Number 5 is my ALL-TIME favorite Bob Dylan song "Visions of Johanna", which I named my Monte Carlo after while I was working with the union. Her name was Louise, the other girl in the song.

God I love that song. Thanks Nat!

Danielle said...

Man, Number 3 sounds so familiar but I am lost.
I wouldn't want to remember everything I have experienced. I have weird snapshots though. Like I remember my father poking me in the eye and an eyeball falling to the floor. It was of course a joke but I at four was devastated. And of course mistaking my sister's green tights clad legs for a snake.

Anonymous said...

4. Out of Range - Ani. Man, talk about memories! That song is so very freshman year to me.

BTW - my recollection of that much discussed Tori concert is that you, me, Roxanne and Valdez were there. And it got freezing so we left before Alanis Morisette played. Does that correspond with your memory?

notfearingchange said...

memories are very strong at times eh?

Anonymous said...

#1: Master Blaster (Jammin') by Stevie Wonder -- actually, Dad got it before I did, but only because he read your blog earlier in the day. So, I'm kind of posting this "by proxy".

Have enjoyed the memory posts. (BTW, I don't actually recall the incident with you and the rolling car. And isn't it amazing how responsible older sisters feel?)

Lizza said...

Those memories of yours were kind of traumatic, maybe that's why your brain hides them. And I agree, the thought of all the memories that might be hidden inside, possibly never to see the light of day, is sad.

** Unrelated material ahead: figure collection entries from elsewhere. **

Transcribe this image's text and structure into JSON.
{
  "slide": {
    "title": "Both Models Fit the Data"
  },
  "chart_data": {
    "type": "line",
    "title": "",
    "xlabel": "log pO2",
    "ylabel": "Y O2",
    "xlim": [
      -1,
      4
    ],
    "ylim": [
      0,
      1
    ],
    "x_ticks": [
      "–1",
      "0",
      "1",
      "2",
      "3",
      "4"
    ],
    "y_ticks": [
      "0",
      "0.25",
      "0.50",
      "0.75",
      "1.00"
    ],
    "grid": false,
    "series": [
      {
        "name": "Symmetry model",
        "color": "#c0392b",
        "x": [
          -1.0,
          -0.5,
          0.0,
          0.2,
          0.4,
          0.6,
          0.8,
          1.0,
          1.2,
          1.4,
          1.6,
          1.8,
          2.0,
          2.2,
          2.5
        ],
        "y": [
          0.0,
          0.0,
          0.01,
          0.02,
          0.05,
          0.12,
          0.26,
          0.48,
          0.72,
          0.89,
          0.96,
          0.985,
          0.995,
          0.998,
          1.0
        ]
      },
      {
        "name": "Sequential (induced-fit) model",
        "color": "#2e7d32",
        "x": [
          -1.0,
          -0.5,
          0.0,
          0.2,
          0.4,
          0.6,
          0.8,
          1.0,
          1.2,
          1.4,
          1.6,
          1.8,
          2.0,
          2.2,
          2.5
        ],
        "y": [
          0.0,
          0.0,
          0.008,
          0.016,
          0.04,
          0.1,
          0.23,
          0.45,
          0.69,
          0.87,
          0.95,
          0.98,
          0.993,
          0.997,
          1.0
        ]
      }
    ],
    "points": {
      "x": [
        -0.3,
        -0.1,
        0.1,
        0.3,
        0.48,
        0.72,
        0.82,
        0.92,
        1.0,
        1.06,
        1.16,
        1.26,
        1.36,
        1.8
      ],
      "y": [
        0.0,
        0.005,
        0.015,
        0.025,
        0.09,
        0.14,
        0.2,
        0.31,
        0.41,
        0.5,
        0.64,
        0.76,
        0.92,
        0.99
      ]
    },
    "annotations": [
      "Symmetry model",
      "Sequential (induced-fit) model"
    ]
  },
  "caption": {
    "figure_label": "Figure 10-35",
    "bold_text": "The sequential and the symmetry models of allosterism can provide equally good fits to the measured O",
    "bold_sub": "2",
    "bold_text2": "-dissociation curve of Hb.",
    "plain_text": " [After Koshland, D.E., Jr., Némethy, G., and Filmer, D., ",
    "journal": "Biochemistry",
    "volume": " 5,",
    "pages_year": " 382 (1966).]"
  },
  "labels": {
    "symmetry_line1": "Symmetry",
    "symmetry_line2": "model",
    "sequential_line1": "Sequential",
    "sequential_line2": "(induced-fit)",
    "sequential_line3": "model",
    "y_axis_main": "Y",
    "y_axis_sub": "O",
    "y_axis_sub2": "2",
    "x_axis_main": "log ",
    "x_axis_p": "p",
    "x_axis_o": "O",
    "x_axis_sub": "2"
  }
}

Nice dream you had, though. Having a facial sounds good. :-)

Blondie said...

Memories are so crazy. I just had a memory of sliding off the road in my car because of YOUR memory of rolling in a car. Interesting...

Foofa said...

Jaclyn- You had a car other than Thurman? Did they love each other?

Danielle- It's a real well known one that people will slap their heads after I reveal it.

Brooke- I think you are completely correct in your memory. I forgot Alanis was there. We really didn't care too much about her.

Not Fearing- They sure are. They just come up and bite you in the ass.

Mom- It could very well be that the car only rolled a tiny way and my mind made it a much bigger deal. Or not. Big sisters are very responsible.

Lizza- Maybe but it seems that some of the most traumatic are also the most vivid. It is interesting what the brain tries to repress and what it doesn't. I haven't ever had a facial but my forehead has been dry. Maybe that's why I dreamt of it.

Blondie- And I just had a memory of sliding off the road in a friend’s car because of your memory of sliding off a road. It never ends.